You can also rotate the view by dragging, adding another layer of interactivity.


Try It Yourself

The code is available on this site. Load up your favorite electronic track and watch the Mandelbulb transform. Or try something classical and see how the different frequency profile creates entirely different movements.

The best music for this kind of visualizer has:

  • Strong bass hits (for dramatic shape changes)
  • Clear separation between frequency ranges
  • Dynamic range (quiet parts and loud parts)

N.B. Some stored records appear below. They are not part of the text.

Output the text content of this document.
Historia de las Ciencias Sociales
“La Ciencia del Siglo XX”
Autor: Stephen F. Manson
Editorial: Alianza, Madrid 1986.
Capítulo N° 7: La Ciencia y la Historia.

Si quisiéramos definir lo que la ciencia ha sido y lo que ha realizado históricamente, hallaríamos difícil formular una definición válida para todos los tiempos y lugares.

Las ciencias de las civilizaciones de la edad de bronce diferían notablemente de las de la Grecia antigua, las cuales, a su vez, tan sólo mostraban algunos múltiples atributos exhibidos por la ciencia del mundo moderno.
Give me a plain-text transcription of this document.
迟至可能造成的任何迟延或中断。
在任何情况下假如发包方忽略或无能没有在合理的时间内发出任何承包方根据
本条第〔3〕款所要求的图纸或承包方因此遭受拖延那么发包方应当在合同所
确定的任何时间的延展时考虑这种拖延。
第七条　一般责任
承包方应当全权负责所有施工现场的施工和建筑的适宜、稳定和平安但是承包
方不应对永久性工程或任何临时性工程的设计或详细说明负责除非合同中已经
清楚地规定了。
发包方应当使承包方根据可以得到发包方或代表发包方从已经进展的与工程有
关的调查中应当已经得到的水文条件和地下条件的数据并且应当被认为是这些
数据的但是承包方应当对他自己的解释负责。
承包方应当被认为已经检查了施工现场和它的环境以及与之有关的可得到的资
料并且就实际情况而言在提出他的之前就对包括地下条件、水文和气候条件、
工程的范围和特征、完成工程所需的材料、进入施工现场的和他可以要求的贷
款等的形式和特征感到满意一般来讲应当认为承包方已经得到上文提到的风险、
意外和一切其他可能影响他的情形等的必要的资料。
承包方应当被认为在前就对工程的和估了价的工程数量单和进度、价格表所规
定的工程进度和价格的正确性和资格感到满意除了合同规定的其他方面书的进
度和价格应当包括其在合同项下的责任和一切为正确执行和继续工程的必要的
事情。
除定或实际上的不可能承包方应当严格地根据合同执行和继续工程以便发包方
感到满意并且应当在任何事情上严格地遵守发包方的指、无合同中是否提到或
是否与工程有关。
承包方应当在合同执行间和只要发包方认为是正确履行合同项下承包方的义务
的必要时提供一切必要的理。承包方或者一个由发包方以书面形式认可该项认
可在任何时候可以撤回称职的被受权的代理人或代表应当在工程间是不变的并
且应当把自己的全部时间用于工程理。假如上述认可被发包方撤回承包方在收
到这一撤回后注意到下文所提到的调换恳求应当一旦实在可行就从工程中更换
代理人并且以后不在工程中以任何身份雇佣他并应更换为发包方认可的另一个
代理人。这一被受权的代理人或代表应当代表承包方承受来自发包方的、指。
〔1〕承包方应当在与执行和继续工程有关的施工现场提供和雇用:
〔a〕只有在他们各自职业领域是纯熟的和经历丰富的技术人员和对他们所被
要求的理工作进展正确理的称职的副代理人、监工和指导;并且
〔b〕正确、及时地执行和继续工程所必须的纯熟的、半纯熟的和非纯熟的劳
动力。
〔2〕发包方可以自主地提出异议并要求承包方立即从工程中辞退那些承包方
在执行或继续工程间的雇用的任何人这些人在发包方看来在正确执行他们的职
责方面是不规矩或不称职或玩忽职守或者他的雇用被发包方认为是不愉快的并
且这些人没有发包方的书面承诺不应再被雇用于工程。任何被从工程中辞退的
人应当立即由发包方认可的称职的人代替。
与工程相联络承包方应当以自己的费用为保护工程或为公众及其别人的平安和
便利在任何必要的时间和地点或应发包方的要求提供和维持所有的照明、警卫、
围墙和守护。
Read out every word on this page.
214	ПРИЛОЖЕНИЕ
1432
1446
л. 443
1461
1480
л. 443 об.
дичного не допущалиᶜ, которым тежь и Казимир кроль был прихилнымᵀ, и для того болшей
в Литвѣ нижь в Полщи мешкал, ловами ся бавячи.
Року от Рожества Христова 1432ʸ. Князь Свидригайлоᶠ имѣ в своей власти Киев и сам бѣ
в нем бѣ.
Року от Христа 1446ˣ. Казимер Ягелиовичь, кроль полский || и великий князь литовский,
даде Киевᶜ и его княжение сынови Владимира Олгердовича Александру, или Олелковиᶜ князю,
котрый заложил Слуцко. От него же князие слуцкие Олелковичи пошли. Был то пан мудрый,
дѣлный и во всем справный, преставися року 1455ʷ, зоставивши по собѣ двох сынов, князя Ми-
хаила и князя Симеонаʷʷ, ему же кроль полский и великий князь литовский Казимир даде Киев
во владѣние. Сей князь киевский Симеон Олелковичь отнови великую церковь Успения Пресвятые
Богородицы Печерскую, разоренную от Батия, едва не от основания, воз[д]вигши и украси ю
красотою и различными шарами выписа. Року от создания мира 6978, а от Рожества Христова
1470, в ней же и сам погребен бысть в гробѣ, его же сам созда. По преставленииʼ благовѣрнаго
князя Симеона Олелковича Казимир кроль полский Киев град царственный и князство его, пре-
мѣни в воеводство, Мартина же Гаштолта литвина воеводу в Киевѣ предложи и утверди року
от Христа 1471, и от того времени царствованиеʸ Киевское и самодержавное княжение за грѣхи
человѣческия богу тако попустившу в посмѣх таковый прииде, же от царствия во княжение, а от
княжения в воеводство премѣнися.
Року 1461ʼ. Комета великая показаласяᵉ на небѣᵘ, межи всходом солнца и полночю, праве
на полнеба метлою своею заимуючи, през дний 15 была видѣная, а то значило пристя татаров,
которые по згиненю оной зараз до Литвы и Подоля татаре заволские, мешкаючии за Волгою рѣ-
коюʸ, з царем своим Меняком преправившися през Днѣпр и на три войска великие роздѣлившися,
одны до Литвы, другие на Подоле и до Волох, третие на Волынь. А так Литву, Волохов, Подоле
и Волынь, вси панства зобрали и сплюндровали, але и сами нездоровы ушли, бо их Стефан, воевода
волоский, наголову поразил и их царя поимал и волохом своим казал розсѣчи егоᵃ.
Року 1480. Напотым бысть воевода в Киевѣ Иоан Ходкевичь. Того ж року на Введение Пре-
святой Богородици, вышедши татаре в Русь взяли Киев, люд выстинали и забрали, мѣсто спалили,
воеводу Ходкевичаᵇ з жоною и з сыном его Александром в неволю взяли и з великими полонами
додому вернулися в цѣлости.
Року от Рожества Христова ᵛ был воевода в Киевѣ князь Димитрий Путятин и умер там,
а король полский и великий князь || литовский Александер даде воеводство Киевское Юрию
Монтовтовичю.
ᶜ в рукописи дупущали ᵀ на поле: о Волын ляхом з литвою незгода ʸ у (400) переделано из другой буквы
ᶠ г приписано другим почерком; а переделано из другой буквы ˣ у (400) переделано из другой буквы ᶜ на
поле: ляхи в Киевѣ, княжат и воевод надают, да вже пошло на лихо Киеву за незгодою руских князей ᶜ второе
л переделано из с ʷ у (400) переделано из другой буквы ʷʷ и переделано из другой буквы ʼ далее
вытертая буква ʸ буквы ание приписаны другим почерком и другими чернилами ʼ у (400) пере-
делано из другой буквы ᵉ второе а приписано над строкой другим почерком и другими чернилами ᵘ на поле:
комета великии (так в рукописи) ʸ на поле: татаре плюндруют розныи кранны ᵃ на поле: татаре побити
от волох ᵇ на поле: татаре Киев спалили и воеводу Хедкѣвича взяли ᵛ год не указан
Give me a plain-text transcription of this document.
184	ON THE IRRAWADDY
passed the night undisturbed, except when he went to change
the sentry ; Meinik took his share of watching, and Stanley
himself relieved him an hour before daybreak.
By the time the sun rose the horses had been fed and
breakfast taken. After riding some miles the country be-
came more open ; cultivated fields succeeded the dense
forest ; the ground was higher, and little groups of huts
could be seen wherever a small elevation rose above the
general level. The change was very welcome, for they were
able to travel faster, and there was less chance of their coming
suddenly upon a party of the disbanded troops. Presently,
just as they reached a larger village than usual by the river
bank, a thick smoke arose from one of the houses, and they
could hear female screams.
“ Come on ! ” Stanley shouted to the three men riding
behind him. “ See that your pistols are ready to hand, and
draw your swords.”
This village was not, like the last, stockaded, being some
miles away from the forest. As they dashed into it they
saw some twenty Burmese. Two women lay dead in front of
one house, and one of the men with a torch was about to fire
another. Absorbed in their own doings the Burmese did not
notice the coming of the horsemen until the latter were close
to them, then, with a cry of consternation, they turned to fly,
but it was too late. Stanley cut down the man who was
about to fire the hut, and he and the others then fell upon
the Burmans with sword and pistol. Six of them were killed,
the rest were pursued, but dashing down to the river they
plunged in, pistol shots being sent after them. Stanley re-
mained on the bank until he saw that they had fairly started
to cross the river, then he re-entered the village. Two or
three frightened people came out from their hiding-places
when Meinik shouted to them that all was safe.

Electronic music works great, but so does orchestral music with its timpani and brass.


Technical Notes

For those who want to dig deeper:

  • The shaders run at native resolution with 1-2x device pixel ratio
  • Audio analysis happens at 60fps using requestAnimationFrame
  • FFT size is 256 by default (128 frequency bins)
  • Ray marching uses 80-128 steps depending on the fractal style
  • Smoothing prevents jarring visual jumps between frames

The entire visualization runs on the GPU. The CPU just passes audio data and handles user interaction. This is why it can run smoothly even on mobile devices (though battery life will suffer).


What started as an experiment in audio visualization turned into something I find genuinely mesmerizing. There's something about the marriage of mathematical beauty and musical rhythm that hits differently than either alone.